Press Release
February 12, 2008

DFA must ask Chinese Gov't to reveal other Pinoy officials who asked for bribe money

Senator Richard Gordon reiterated his call late last night at the Senate NBN investigation hearing to have the Chinese government reveal other bribery instances involving millions of dollars.

Gordon made a motion last night, asking the Senate Blue Ribbon Committee to request the Department of Foreign Affairs to issue formal and informal requests for the Chinese government to reveal other instances where in Filipino government officials had asked for or received bribe money in connection with multi-million dollar projects.

"We should be reminded of the real standard that whether one steals one dollar or one hundred thirty million dollars from the government, it is still stealing and we must send a strong signal to the Chinese government that we do not tolerate corruption on whatever scale.
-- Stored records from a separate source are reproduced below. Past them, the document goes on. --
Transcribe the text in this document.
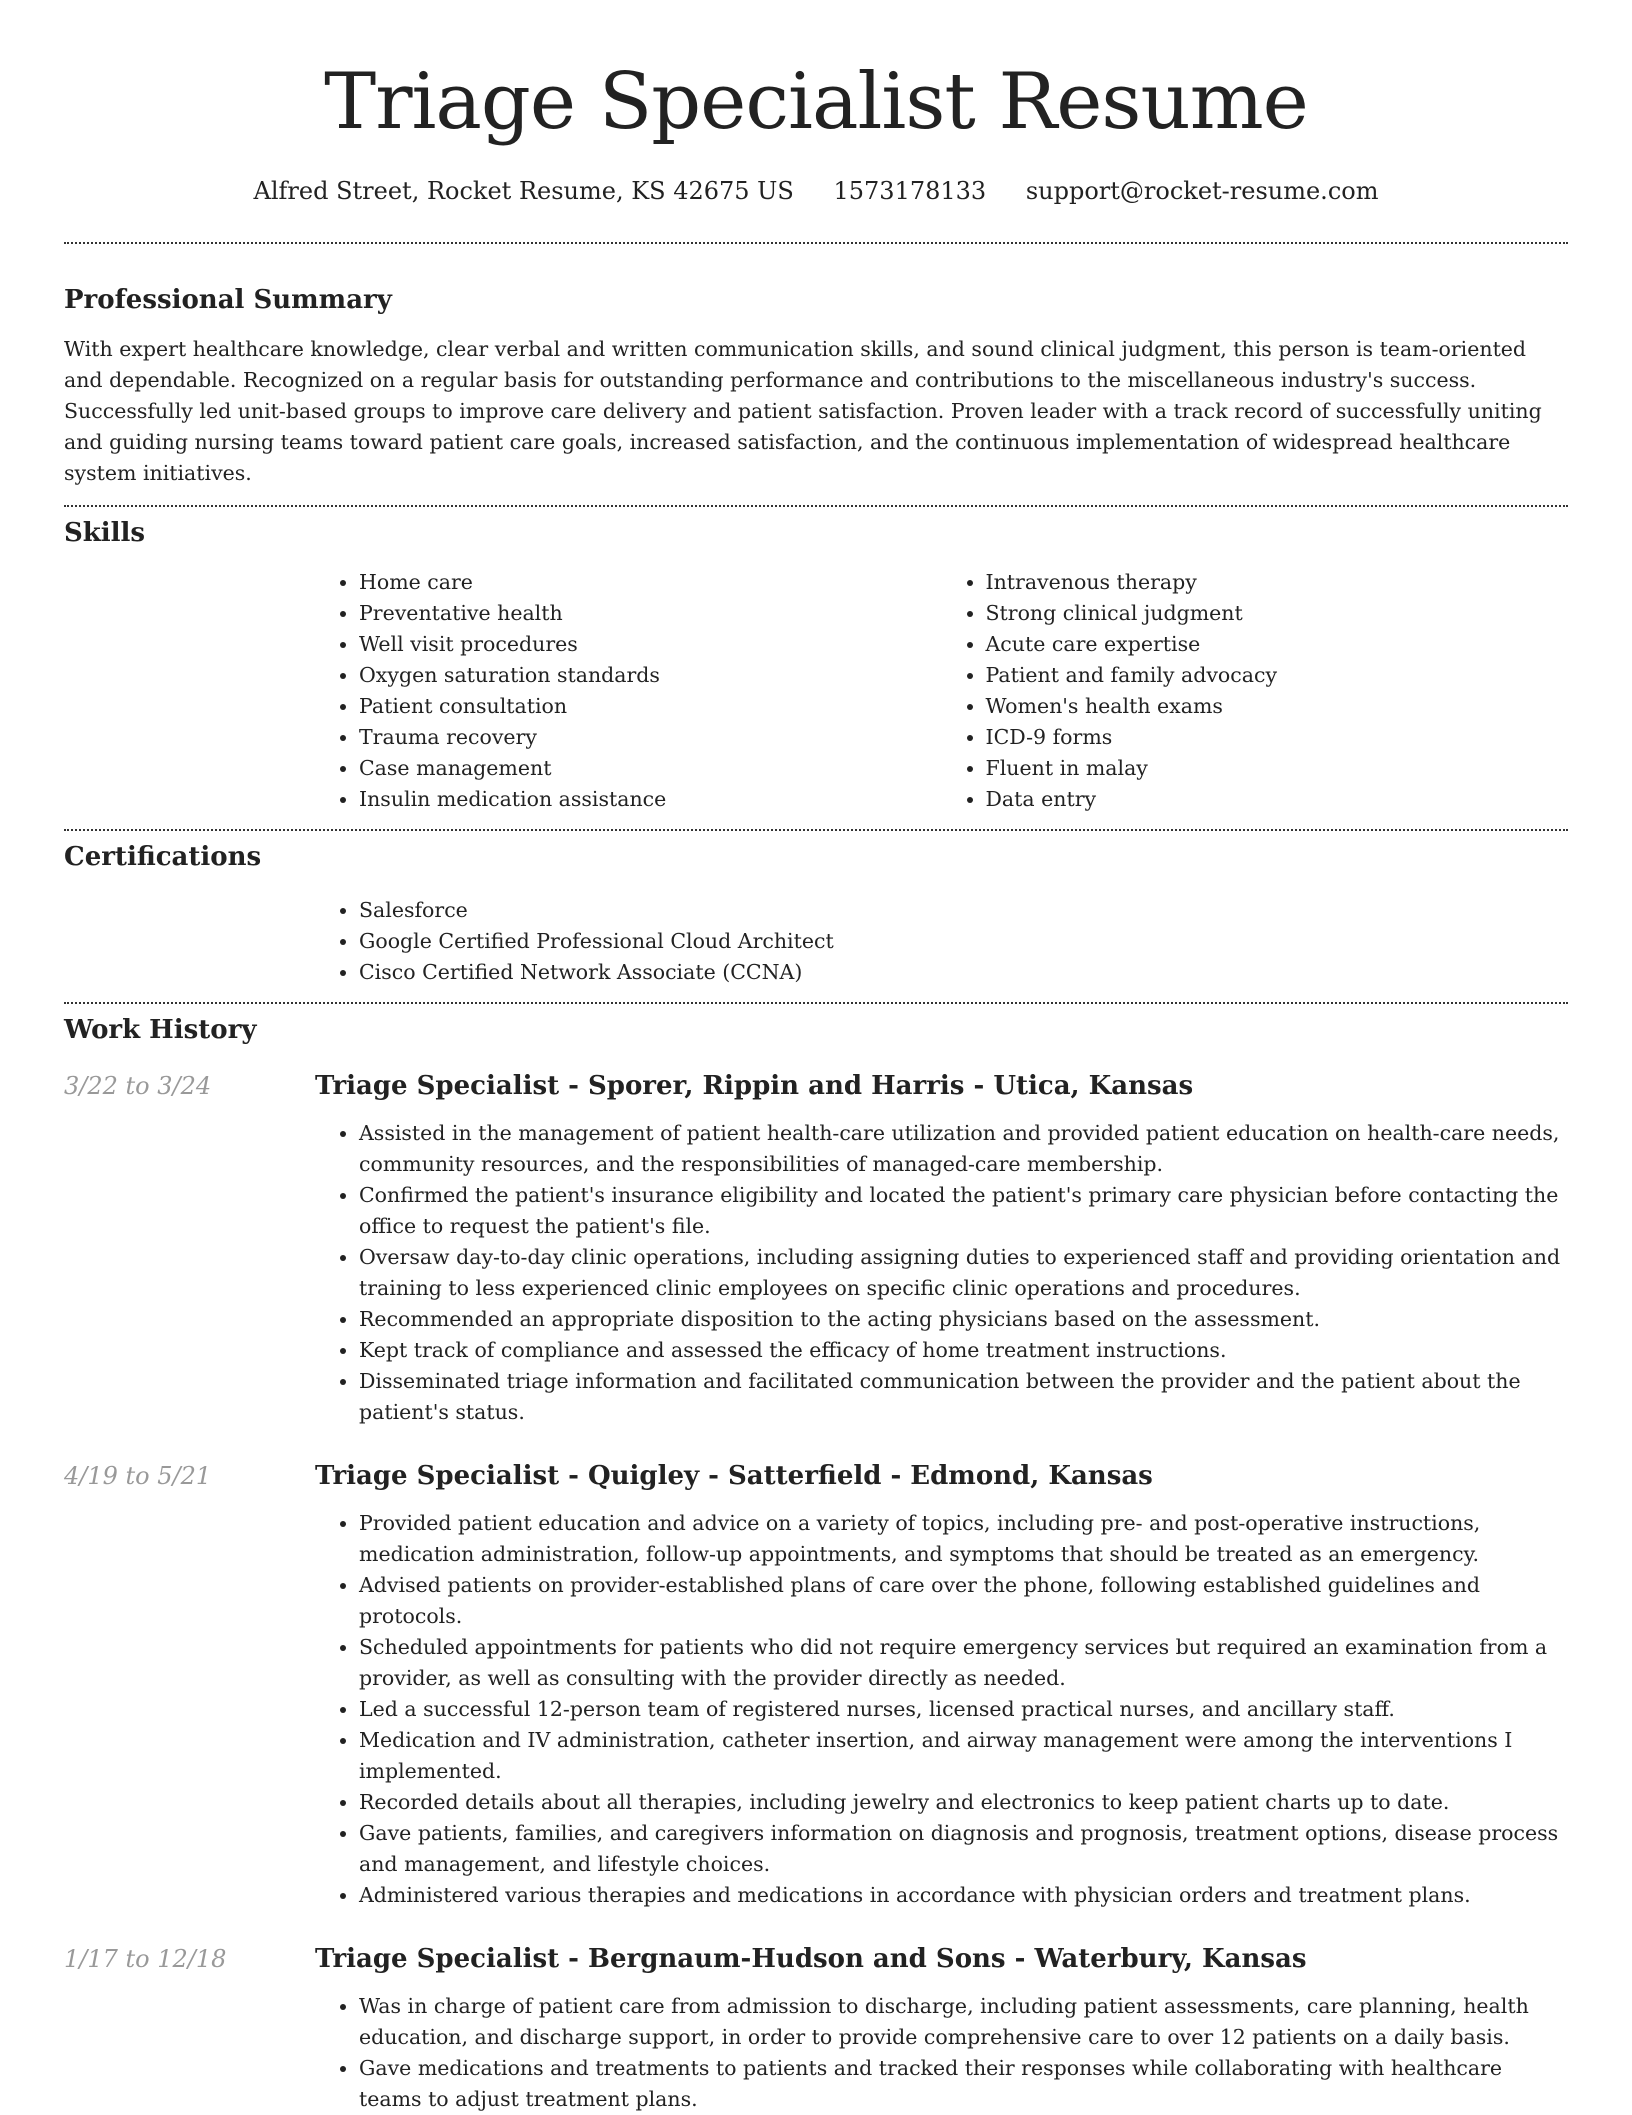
Triage Specialist Resume
Alfred Street, Rocket Resume, KS 42675 US 1573178133 support@rocket-resume.com
Professional Summary

With expert healthcare knowledge, clear verbal and written communication skills, and sound clinical judgment, this person is team-oriented and dependable. Recognized on a regular basis for outstanding performance and contributions to the miscellaneous industry's success. Successfully led unit-based groups to improve care delivery and patient satisfaction. Proven leader with a track record of successfully uniting and guiding nursing teams toward patient care goals, increased satisfaction, and the continuous implementation of widespread healthcare system initiatives.

Skills
• Home care
• Preventative health
• Well visit procedures
• Oxygen saturation standards
• Patient consultation
• Trauma recovery
• Case management
• Insulin medication assistance
• Intravenous therapy
• Strong clinical judgment
• Acute care expertise
• Patient and family advocacy
• Women's health exams
• ICD-9 forms
• Fluent in malay
• Data entry
Certifications
• Salesforce
• Google Certified Professional Cloud Architect
• Cisco Certified Network Associate (CCNA)
Work History
3/22 to 3/24	Triage Specialist - Sporer, Rippin and Harris - Utica, Kansas
• Assisted in the management of patient health-care utilization and provided patient education on health-care needs, community resources, and the responsibilities of managed-care membership.
• Confirmed the patient's insurance eligibility and located the patient's primary care physician before contacting the office to request the patient's file.
• Oversaw day-to-day clinic operations, including assigning duties to experienced staff and providing orientation and training to less experienced clinic employees on specific clinic operations and procedures.
• Recommended an appropriate disposition to the acting physicians based on the assessment.
• Kept track of compliance and assessed the efficacy of home treatment instructions.
• Disseminated triage information and facilitated communication between the provider and the patient about the patient's status.
4/19 to 5/21	Triage Specialist - Quigley - Satterfield - Edmond, Kansas
• Provided patient education and advice on a variety of topics, including pre- and post-operative instructions, medication administration, follow-up appointments, and symptoms that should be treated as an emergency.
• Advised patients on provider-established plans of care over the phone, following established guidelines and protocols.
• Scheduled appointments for patients who did not require emergency services but required an examination from a provider, as well as consulting with the provider directly as needed.
• Led a successful 12-person team of registered nurses, licensed practical nurses, and ancillary staff.
• Medication and IV administration, catheter insertion, and airway management were among the interventions I implemented.
• Recorded details about all therapies, including jewelry and electronics to keep patient charts up to date.
• Gave patients, families, and caregivers information on diagnosis and prognosis, treatment options, disease process and management, and lifestyle choices.
• Administered various therapies and medications in accordance with physician orders and treatment plans.
1/17 to 12/18	Triage Specialist - Bergnaum-Hudson and Sons - Waterbury, Kansas
• Was in charge of patient care from admission to discharge, including patient assessments, care planning, health education, and discharge support, in order to provide comprehensive care to over 12 patients on a daily basis.
• Gave medications and treatments to patients and tracked their responses while collaborating with healthcare teams to adjust treatment plans.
We cannot allow the calloused consciences and black greed of some of our government officials to succeed in signing off our people to penury while they gorge themselves in luxury," said Gordon in a later statement after he questioned former Philippine Forest Corporation CEO Jun Lozada on the circumstances that led to his coming to the Senate to testify on the ZTE NBN deal.

"I asked the chairman of the Senate investigating committee yesterday to communicate formally or informally with the Chinese embassy to find out if one of their corporations, a government controlled corporation, has offered or transferred money to Filipino high officials -- including a officials of constitutional bodies like Comelec, " said Gordon.

Gordon added that "In corruption, there is a bribe giver and a bribe taker. There are some testifications in the ZTE hearing that as much as two million dollars had been advanced by China's ZTE Corp to Abalos. The bribe giver is often regarded in usual circumstances as the victim, especially if the bribe taker does not deliver the goods. The Chinese government, who is our country's friend and partner in development, should be able to help us find out the veracity of the incident. This will help their state company to recover money that was spirited away from them and help us bring erring officials to justice."

Earlier, businessman Jose De Venecia III testified before the Senate linking ZTE officials to the 329-million contract, scrapped last year amid allegations of corruption.

De Venecia said officials of China's ZTE Corp., the winner of the bidding for the NBN project, advanced at least $1 million to resigned poll chief Benjamin Abalos.

Senators pointed out that under the law, this constitutes plunder because, at the time the alleged advance was supposed to have been given, the exchange rate would make it worth P50 million.